Holy Motors

DRAMA; 1hr 55min (French and Chinese with subtitles, English)

STARRING: Denis Lavant, Eva Mendes, Kylie Minogue, Edith Scob

Life as art: Mendes and Lavant

After opening with a perplexing, David Lynch–worthy dream sequence featuring its writer-director, Leos Carax (Pola X), the wiggy and wholly unusual Holy Motors settles, if that is indeed the word, into the outlandish working day of poker-faced Parisian chameleon Monsieur Oscar (Lavant, in a wow-packed star turn). Chauffeured by an elegant blonde (Scob as Celine) in a stretch limo that is his HQ and dressing room, the dour Monsieur keeps a series of way-out “appointments.” As it happens, Robert Pattinson is currently presiding over his own diverse engagements in his stretch-limo-centric movie, Cosmopolis, but with nowhere near the energy and flair of Lavant: the pocket rocket poses, with utter conviction, as a geriatric gypsy woman beggar, a motion-capture artist and a rampaging, flesh-chomping lunatic who abducts a sphinx-like model (Mendez) from a cemetery fashion shoot.

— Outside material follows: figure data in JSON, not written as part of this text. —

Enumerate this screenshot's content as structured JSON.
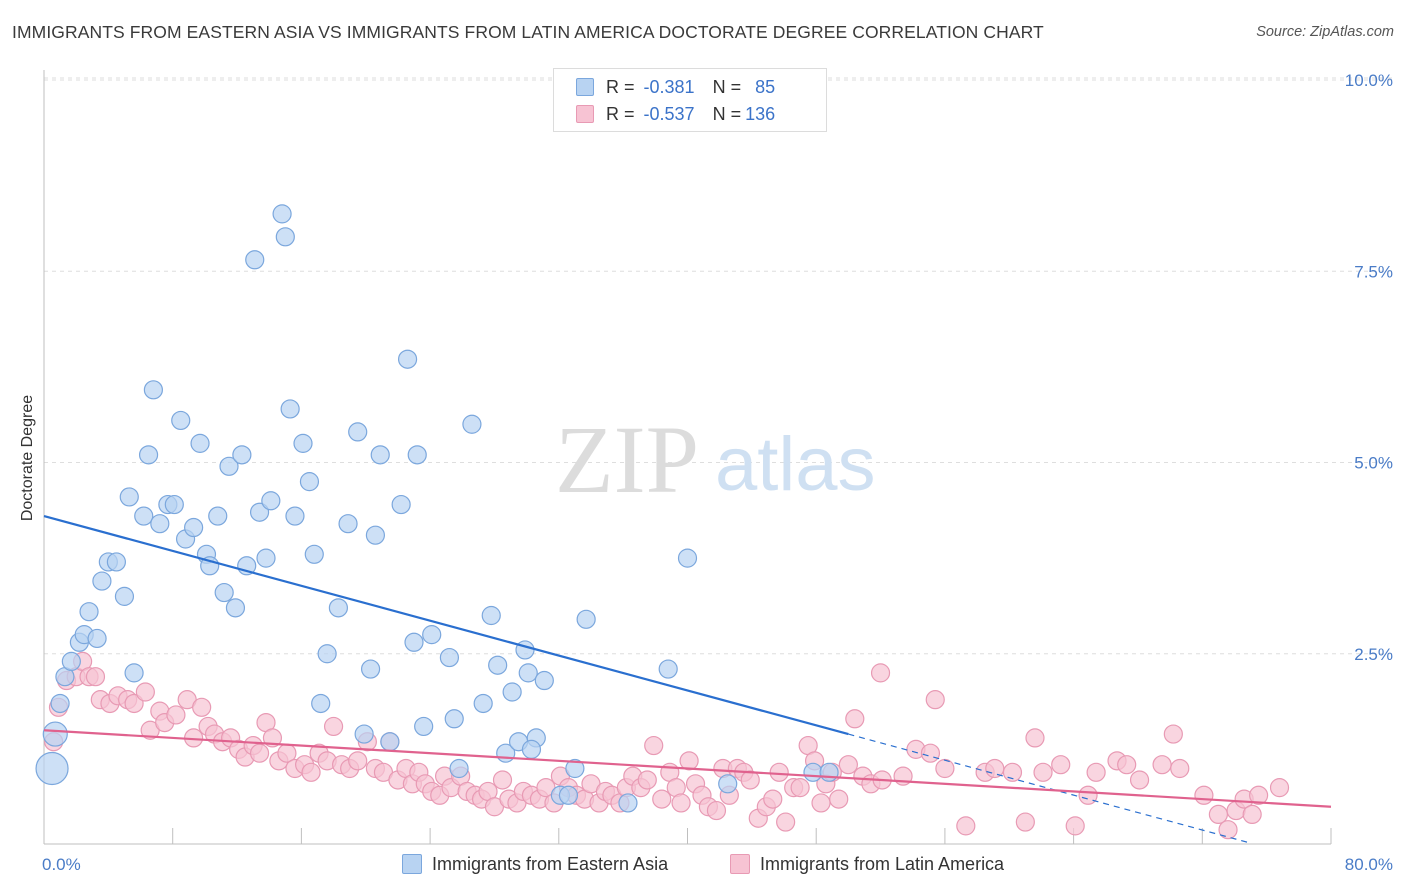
{
  "header": {
    "title": "IMMIGRANTS FROM EASTERN ASIA VS IMMIGRANTS FROM LATIN AMERICA DOCTORATE DEGREE CORRELATION CHART",
    "source": "Source: ZipAtlas.com"
  },
  "watermark": {
    "zip": "ZIP",
    "atlas": "atlas"
  },
  "legend": {
    "series": [
      {
        "r_label": "R =",
        "r_value": "-0.381",
        "n_label": "N =",
        "n_value": "85"
      },
      {
        "r_label": "R =",
        "r_value": "-0.537",
        "n_label": "N =",
        "n_value": "136"
      }
    ]
  },
  "bottom_legend": {
    "asia": "Immigrants from Eastern Asia",
    "latin": "Immigrants from Latin America"
  },
  "colors": {
    "asia_fill": "#b8d3f2",
    "asia_stroke": "#7ba7dd",
    "asia_line": "#2a6fcf",
    "latin_fill": "#f7c3d3",
    "latin_stroke": "#e89ab4",
    "latin_line": "#e0628e",
    "tick_text": "#4a7cc7",
    "grid": "#dedede"
  },
  "chart_data": {
    "type": "scatter",
    "title": "IMMIGRANTS FROM EASTERN ASIA VS IMMIGRANTS FROM LATIN AMERICA DOCTORATE DEGREE CORRELATION CHART",
    "ylabel": "Doctorate Degree",
    "xlim": [
      0,
      80
    ],
    "ylim": [
      0,
      10.5
    ],
    "x_tick_labels": [
      {
        "x": 0,
        "label": "0.0%"
      },
      {
        "x": 80,
        "label": "80.0%"
      }
    ],
    "y_tick_labels": [
      {
        "y": 2.5,
        "label": "2.5%"
      },
      {
        "y": 5.0,
        "label": "5.0%"
      },
      {
        "y": 7.5,
        "label": "7.5%"
      },
      {
        "y": 10.0,
        "label": "10.0%"
      }
    ],
    "grid": true,
    "series": [
      {
        "name": "Immigrants from Eastern Asia",
        "trend": {
          "x0": 0,
          "y0": 4.3,
          "x1": 50,
          "y1": 1.45,
          "dash_to_x": 75
        },
        "points": [
          [
            0.5,
            1.0
          ],
          [
            0.7,
            1.45
          ],
          [
            1.0,
            1.85
          ],
          [
            1.3,
            2.2
          ],
          [
            1.7,
            2.4
          ],
          [
            2.2,
            2.65
          ],
          [
            2.5,
            2.75
          ],
          [
            2.8,
            3.05
          ],
          [
            3.3,
            2.7
          ],
          [
            3.6,
            3.45
          ],
          [
            4.0,
            3.7
          ],
          [
            4.5,
            3.7
          ],
          [
            5.0,
            3.25
          ],
          [
            5.3,
            4.55
          ],
          [
            5.6,
            2.25
          ],
          [
            6.2,
            4.3
          ],
          [
            6.5,
            5.1
          ],
          [
            6.8,
            5.95
          ],
          [
            7.2,
            4.2
          ],
          [
            7.7,
            4.45
          ],
          [
            8.1,
            4.45
          ],
          [
            8.5,
            5.55
          ],
          [
            8.8,
            4.0
          ],
          [
            9.3,
            4.15
          ],
          [
            9.7,
            5.25
          ],
          [
            10.1,
            3.8
          ],
          [
            10.3,
            3.65
          ],
          [
            10.8,
            4.3
          ],
          [
            11.2,
            3.3
          ],
          [
            11.5,
            4.95
          ],
          [
            11.9,
            3.1
          ],
          [
            12.3,
            5.1
          ],
          [
            12.6,
            3.65
          ],
          [
            13.1,
            7.65
          ],
          [
            13.4,
            4.35
          ],
          [
            13.8,
            3.75
          ],
          [
            14.1,
            4.5
          ],
          [
            14.8,
            8.25
          ],
          [
            15.0,
            7.95
          ],
          [
            15.3,
            5.7
          ],
          [
            15.6,
            4.3
          ],
          [
            16.1,
            5.25
          ],
          [
            16.5,
            4.75
          ],
          [
            16.8,
            3.8
          ],
          [
            17.2,
            1.85
          ],
          [
            17.6,
            2.5
          ],
          [
            18.3,
            3.1
          ],
          [
            18.9,
            4.2
          ],
          [
            19.5,
            5.4
          ],
          [
            19.9,
            1.45
          ],
          [
            20.3,
            2.3
          ],
          [
            20.6,
            4.05
          ],
          [
            20.9,
            5.1
          ],
          [
            21.5,
            1.35
          ],
          [
            22.2,
            4.45
          ],
          [
            22.6,
            6.35
          ],
          [
            23.0,
            2.65
          ],
          [
            23.2,
            5.1
          ],
          [
            23.6,
            1.55
          ],
          [
            24.1,
            2.75
          ],
          [
            25.2,
            2.45
          ],
          [
            25.5,
            1.65
          ],
          [
            25.8,
            1.0
          ],
          [
            26.6,
            5.5
          ],
          [
            27.3,
            1.85
          ],
          [
            27.8,
            3.0
          ],
          [
            28.2,
            2.35
          ],
          [
            28.7,
            1.2
          ],
          [
            29.1,
            2.0
          ],
          [
            29.5,
            1.35
          ],
          [
            29.9,
            2.55
          ],
          [
            30.1,
            2.25
          ],
          [
            30.6,
            1.4
          ],
          [
            31.1,
            2.15
          ],
          [
            32.1,
            0.65
          ],
          [
            32.6,
            0.65
          ],
          [
            33.0,
            1.0
          ],
          [
            33.7,
            2.95
          ],
          [
            36.3,
            0.55
          ],
          [
            38.8,
            2.3
          ],
          [
            40.0,
            3.75
          ],
          [
            42.5,
            0.8
          ],
          [
            47.8,
            0.95
          ],
          [
            48.8,
            0.95
          ],
          [
            30.3,
            1.25
          ]
        ]
      },
      {
        "name": "Immigrants from Latin America",
        "trend": {
          "x0": 0,
          "y0": 1.5,
          "x1": 80,
          "y1": 0.5
        },
        "points": [
          [
            0.6,
            1.35
          ],
          [
            0.9,
            1.8
          ],
          [
            1.4,
            2.15
          ],
          [
            2.0,
            2.2
          ],
          [
            2.4,
            2.4
          ],
          [
            2.8,
            2.2
          ],
          [
            3.2,
            2.2
          ],
          [
            3.5,
            1.9
          ],
          [
            4.1,
            1.85
          ],
          [
            4.6,
            1.95
          ],
          [
            5.2,
            1.9
          ],
          [
            5.6,
            1.85
          ],
          [
            6.3,
            2.0
          ],
          [
            6.6,
            1.5
          ],
          [
            7.2,
            1.75
          ],
          [
            7.5,
            1.6
          ],
          [
            8.2,
            1.7
          ],
          [
            8.9,
            1.9
          ],
          [
            9.3,
            1.4
          ],
          [
            9.8,
            1.8
          ],
          [
            10.2,
            1.55
          ],
          [
            10.6,
            1.45
          ],
          [
            11.1,
            1.35
          ],
          [
            11.6,
            1.4
          ],
          [
            12.1,
            1.25
          ],
          [
            12.5,
            1.15
          ],
          [
            13.0,
            1.3
          ],
          [
            13.4,
            1.2
          ],
          [
            13.8,
            1.6
          ],
          [
            14.2,
            1.4
          ],
          [
            14.6,
            1.1
          ],
          [
            15.1,
            1.2
          ],
          [
            15.6,
            1.0
          ],
          [
            16.2,
            1.05
          ],
          [
            16.6,
            0.95
          ],
          [
            17.1,
            1.2
          ],
          [
            17.6,
            1.1
          ],
          [
            18.0,
            1.55
          ],
          [
            18.5,
            1.05
          ],
          [
            19.0,
            1.0
          ],
          [
            19.5,
            1.1
          ],
          [
            20.1,
            1.35
          ],
          [
            20.6,
            1.0
          ],
          [
            21.1,
            0.95
          ],
          [
            21.5,
            1.35
          ],
          [
            22.0,
            0.85
          ],
          [
            22.5,
            1.0
          ],
          [
            22.9,
            0.8
          ],
          [
            23.3,
            0.95
          ],
          [
            23.7,
            0.8
          ],
          [
            24.1,
            0.7
          ],
          [
            24.6,
            0.65
          ],
          [
            24.9,
            0.9
          ],
          [
            25.3,
            0.75
          ],
          [
            25.9,
            0.9
          ],
          [
            26.3,
            0.7
          ],
          [
            26.8,
            0.65
          ],
          [
            27.2,
            0.6
          ],
          [
            27.6,
            0.7
          ],
          [
            28.0,
            0.5
          ],
          [
            28.5,
            0.85
          ],
          [
            28.9,
            0.6
          ],
          [
            29.4,
            0.55
          ],
          [
            29.8,
            0.7
          ],
          [
            30.3,
            0.65
          ],
          [
            30.8,
            0.6
          ],
          [
            31.2,
            0.75
          ],
          [
            31.7,
            0.55
          ],
          [
            32.1,
            0.9
          ],
          [
            32.6,
            0.75
          ],
          [
            33.1,
            0.65
          ],
          [
            33.6,
            0.6
          ],
          [
            34.0,
            0.8
          ],
          [
            34.5,
            0.55
          ],
          [
            34.9,
            0.7
          ],
          [
            35.3,
            0.65
          ],
          [
            35.8,
            0.55
          ],
          [
            36.2,
            0.75
          ],
          [
            36.6,
            0.9
          ],
          [
            37.1,
            0.75
          ],
          [
            37.5,
            0.85
          ],
          [
            37.9,
            1.3
          ],
          [
            38.4,
            0.6
          ],
          [
            38.9,
            0.95
          ],
          [
            39.3,
            0.75
          ],
          [
            39.6,
            0.55
          ],
          [
            40.1,
            1.1
          ],
          [
            40.5,
            0.8
          ],
          [
            40.9,
            0.65
          ],
          [
            41.3,
            0.5
          ],
          [
            41.8,
            0.45
          ],
          [
            42.2,
            1.0
          ],
          [
            42.6,
            0.65
          ],
          [
            43.1,
            1.0
          ],
          [
            43.5,
            0.95
          ],
          [
            43.9,
            0.85
          ],
          [
            44.4,
            0.35
          ],
          [
            44.9,
            0.5
          ],
          [
            45.3,
            0.6
          ],
          [
            45.7,
            0.95
          ],
          [
            46.1,
            0.3
          ],
          [
            46.6,
            0.75
          ],
          [
            47.0,
            0.75
          ],
          [
            47.5,
            1.3
          ],
          [
            47.9,
            1.1
          ],
          [
            48.3,
            0.55
          ],
          [
            48.6,
            0.8
          ],
          [
            49.0,
            0.95
          ],
          [
            49.4,
            0.6
          ],
          [
            50.0,
            1.05
          ],
          [
            50.4,
            1.65
          ],
          [
            50.9,
            0.9
          ],
          [
            51.4,
            0.8
          ],
          [
            52.1,
            0.85
          ],
          [
            53.4,
            0.9
          ],
          [
            54.2,
            1.25
          ],
          [
            55.1,
            1.2
          ],
          [
            56.0,
            1.0
          ],
          [
            57.3,
            0.25
          ],
          [
            58.5,
            0.95
          ],
          [
            59.1,
            1.0
          ],
          [
            60.2,
            0.95
          ],
          [
            61.0,
            0.3
          ],
          [
            61.6,
            1.4
          ],
          [
            62.1,
            0.95
          ],
          [
            63.2,
            1.05
          ],
          [
            64.1,
            0.25
          ],
          [
            64.9,
            0.65
          ],
          [
            65.4,
            0.95
          ],
          [
            66.7,
            1.1
          ],
          [
            67.3,
            1.05
          ],
          [
            68.1,
            0.85
          ],
          [
            69.5,
            1.05
          ],
          [
            70.2,
            1.45
          ],
          [
            70.6,
            1.0
          ],
          [
            72.1,
            0.65
          ],
          [
            73.0,
            0.4
          ],
          [
            73.6,
            0.2
          ],
          [
            74.1,
            0.45
          ],
          [
            74.6,
            0.6
          ],
          [
            75.1,
            0.4
          ],
          [
            75.5,
            0.65
          ],
          [
            76.8,
            0.75
          ],
          [
            52.0,
            2.25
          ],
          [
            55.4,
            1.9
          ]
        ]
      }
    ]
  }
}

There’s a great deal more in store, for Monsieur Oscar straddles many sharp-etched and fascinating realities with Celine and the car the only discernible link (a subdued Minogue — and, yes, she sings — appears as a fellow performer). The multiple dimensions eventually take shape as a surreal art-as-life meditation, but Carax’s uncanny strength is his refusal to follow any straight or foreseeable roads.